Cruise Port Santorini Greece

Officially the Greek island of Thera But Popularly Referred To As Santorini
Looking up at Fira from the caldera at Old Port
Old Port below Fira

Cruise ships visiting Santorini will usually anchor out and tender in to the Old Port area. The anchorage is actually the caldera of an ancient volcano and the steep cliffs ringing the lagoon are what remains of the island after the massive explosion.

Cruise ship anchored off Old Port of Santorini
At anchor off Old Port

About 3,500 years ago in the Eastern Mediterranean a great Minoan civilization flourished. It was centered in Crete with towns and cities established on a number of nearby islands. From a number of archeological excavations we know that they built multi-story houses that were decorated with incredible frescoes and had advanced plumbing systems some with hot and cold running water. One of the richest cities was Akrotiri (not its ancient name because there is no known written record) located in the middle of trade routes connecting Crete, Cyprus, Greece and Egypt. On a day around 1625 BC it all came to an end as one of the largest volcanic eruptions of the last 5,000 years destroyed most of the island under Akrotiri. Shortly after that tsunamis from the eruption swept across Crete and dozens of other Minoan islands. Over a short period of time much of the Minoan civilization simply vanished.

Welcome to Santorini, Greece! Santorini was named in the thirteenth century after Saint Irene. The old name Thera was revived a century ago as the official name of the island but Santorini is still used.

Where You’re Ship Stops – There are only cruise ship piers on Santorini for smaller ships. Docking space is at a premium and most facilities are used by ferries and cargo ships. Most Cruise ships anchor out and use tenders to take passengers to the Old Port. Since the island is noted for its shear 900 foot cliffs that rise out of the sea, the first challenge you’ll face is getting from the limited sea level space up on top of the island.

Transportation – From the Old Port you will find four options to get up to the top of the island and the town of Fira. A mule ride (€8/$8.70), or a serious hike up 580 steps and on the same path used the mules (don’t wear shoes you don’t want ruined). There’s a modern cable car which costs €6 each way and takes 3 to 6 minutes unless there’s a long line which usually happens early in the day or within an hour or two of cruise ships departing. The island has a good bus service and reasonably priced taxis.

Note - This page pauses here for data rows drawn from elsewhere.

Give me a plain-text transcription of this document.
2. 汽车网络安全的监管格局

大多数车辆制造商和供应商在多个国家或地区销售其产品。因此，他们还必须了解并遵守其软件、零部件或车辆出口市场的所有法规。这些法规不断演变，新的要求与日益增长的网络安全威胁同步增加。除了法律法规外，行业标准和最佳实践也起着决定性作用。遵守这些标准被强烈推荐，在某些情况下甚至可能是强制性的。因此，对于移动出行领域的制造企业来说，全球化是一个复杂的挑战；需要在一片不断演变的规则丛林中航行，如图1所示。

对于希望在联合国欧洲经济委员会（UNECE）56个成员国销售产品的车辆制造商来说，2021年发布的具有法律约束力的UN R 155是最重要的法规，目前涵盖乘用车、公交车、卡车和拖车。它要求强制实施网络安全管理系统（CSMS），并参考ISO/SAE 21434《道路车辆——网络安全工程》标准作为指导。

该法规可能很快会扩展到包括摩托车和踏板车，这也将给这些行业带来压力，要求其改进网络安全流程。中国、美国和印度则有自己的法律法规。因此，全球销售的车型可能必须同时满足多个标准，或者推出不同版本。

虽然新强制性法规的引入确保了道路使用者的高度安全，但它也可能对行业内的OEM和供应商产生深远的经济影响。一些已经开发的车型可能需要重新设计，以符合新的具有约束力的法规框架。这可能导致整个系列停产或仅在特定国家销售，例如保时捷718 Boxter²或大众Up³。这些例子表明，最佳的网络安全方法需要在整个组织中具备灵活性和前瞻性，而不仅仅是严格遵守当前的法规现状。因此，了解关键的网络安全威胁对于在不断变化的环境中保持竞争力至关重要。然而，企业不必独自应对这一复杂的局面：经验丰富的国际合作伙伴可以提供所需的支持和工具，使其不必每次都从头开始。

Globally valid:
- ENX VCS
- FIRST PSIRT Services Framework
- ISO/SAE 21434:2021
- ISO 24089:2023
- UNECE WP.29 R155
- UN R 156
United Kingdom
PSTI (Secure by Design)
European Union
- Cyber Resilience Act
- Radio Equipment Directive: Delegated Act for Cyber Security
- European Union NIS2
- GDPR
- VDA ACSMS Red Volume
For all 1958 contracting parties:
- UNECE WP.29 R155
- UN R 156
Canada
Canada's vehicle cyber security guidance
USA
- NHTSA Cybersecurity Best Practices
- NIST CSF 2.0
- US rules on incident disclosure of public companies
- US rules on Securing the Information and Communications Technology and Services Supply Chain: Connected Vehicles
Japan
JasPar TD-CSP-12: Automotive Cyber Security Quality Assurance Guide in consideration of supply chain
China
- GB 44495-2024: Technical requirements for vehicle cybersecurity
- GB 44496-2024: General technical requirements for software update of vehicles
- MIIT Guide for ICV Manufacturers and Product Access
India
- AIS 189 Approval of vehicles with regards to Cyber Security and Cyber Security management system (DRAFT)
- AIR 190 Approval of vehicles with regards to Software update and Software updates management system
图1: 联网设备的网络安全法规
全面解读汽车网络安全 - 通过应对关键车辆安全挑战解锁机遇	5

cable cars down to Old Port and cruise ship at anchor
Cabble cars down to Old Port

While Santorini has good bus service and a bus route does go to the Old Port area, it would probably be more efficient to take the cable car up to the town. If you want to see more of the island catch a bus in Fira or take a taxi. The island towns are very walkable with their unique white-washed stucco buildings and bright colored doors and trim being the picturesque hallmark of Santorini.

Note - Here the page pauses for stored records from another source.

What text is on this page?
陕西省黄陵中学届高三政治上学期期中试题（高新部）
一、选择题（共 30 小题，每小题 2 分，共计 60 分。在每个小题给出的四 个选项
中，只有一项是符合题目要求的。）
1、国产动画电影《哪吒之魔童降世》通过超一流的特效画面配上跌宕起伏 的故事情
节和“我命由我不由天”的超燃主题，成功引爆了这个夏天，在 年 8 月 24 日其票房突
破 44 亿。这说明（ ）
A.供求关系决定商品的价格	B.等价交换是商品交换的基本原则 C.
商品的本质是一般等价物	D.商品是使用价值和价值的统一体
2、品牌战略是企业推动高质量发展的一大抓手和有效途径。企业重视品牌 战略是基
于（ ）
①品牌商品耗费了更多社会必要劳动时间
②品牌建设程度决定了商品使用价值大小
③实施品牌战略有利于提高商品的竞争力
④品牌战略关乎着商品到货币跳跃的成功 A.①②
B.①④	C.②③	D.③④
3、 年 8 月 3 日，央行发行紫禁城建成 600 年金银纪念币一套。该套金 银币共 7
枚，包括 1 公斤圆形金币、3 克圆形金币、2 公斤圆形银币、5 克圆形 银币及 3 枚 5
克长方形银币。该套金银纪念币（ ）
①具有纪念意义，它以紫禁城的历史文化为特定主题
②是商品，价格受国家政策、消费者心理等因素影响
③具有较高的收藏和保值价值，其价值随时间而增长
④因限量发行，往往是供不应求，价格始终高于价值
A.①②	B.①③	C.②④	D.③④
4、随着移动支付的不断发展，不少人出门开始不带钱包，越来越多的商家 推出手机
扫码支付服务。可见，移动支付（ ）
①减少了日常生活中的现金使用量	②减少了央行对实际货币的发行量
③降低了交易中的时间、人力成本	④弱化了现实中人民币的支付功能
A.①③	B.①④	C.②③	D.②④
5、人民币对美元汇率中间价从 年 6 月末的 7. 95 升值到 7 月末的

Bus Service – The island bus service is KTEL with the average fare being under €2. You find the fare schedule HERE and a system map HERE . Taxis – Taxis are available but catching one at the Old Port early in the day can at times be difficult. An average trip between towns will cost around €10 to €15. You can also have a taxi take you on a tour around the island but be sure and firm up a price before starting out.

Money – Like most of Europe the accepted currency on Santorini is the Euro. Credit cards are widely accepted but for incidental expenses you should carry some Euros.

looking to the islands on far side of caldera fromSanto Wine patio
The view from Santo Wine

Things To Do – First, the island and it’s towns are the primary attraction. Your ship will be anchoring in a huge circular caldera with its shear inner walls forming the coast of several islands. Clinging to the upper sides of these cliffs are a number of iconic towns inviting you to stroll their streets.

Minoan frescos of boating scenes from ruins at Akratiri
Akratiri Frescos

Minoan Akrotiri – A major archeological excavation site open to the public will probably exceed the size of the archeological excavations at Pompeii. It is also a treasure trove of some of the worlds oldest frescos, most preserved by the eruption showing remarkable detail and vibrant colors.

Wineries – Santorini is also home to a number of small, good wineries. The wine at the Santo Wines is only exceeded by the fabulous views from their patio. There are a number of wine tours available.

Donkey Rides – One option to get from Old Port up to the town of Fira (the islands Capital) is to ride the donkeys. These sturdy animals climb a winding trail that switches back and forth as you ascend about seven to nine hundred feet to the top. While not for everyone it is very similar to going down into the Grand Canyon by donkey.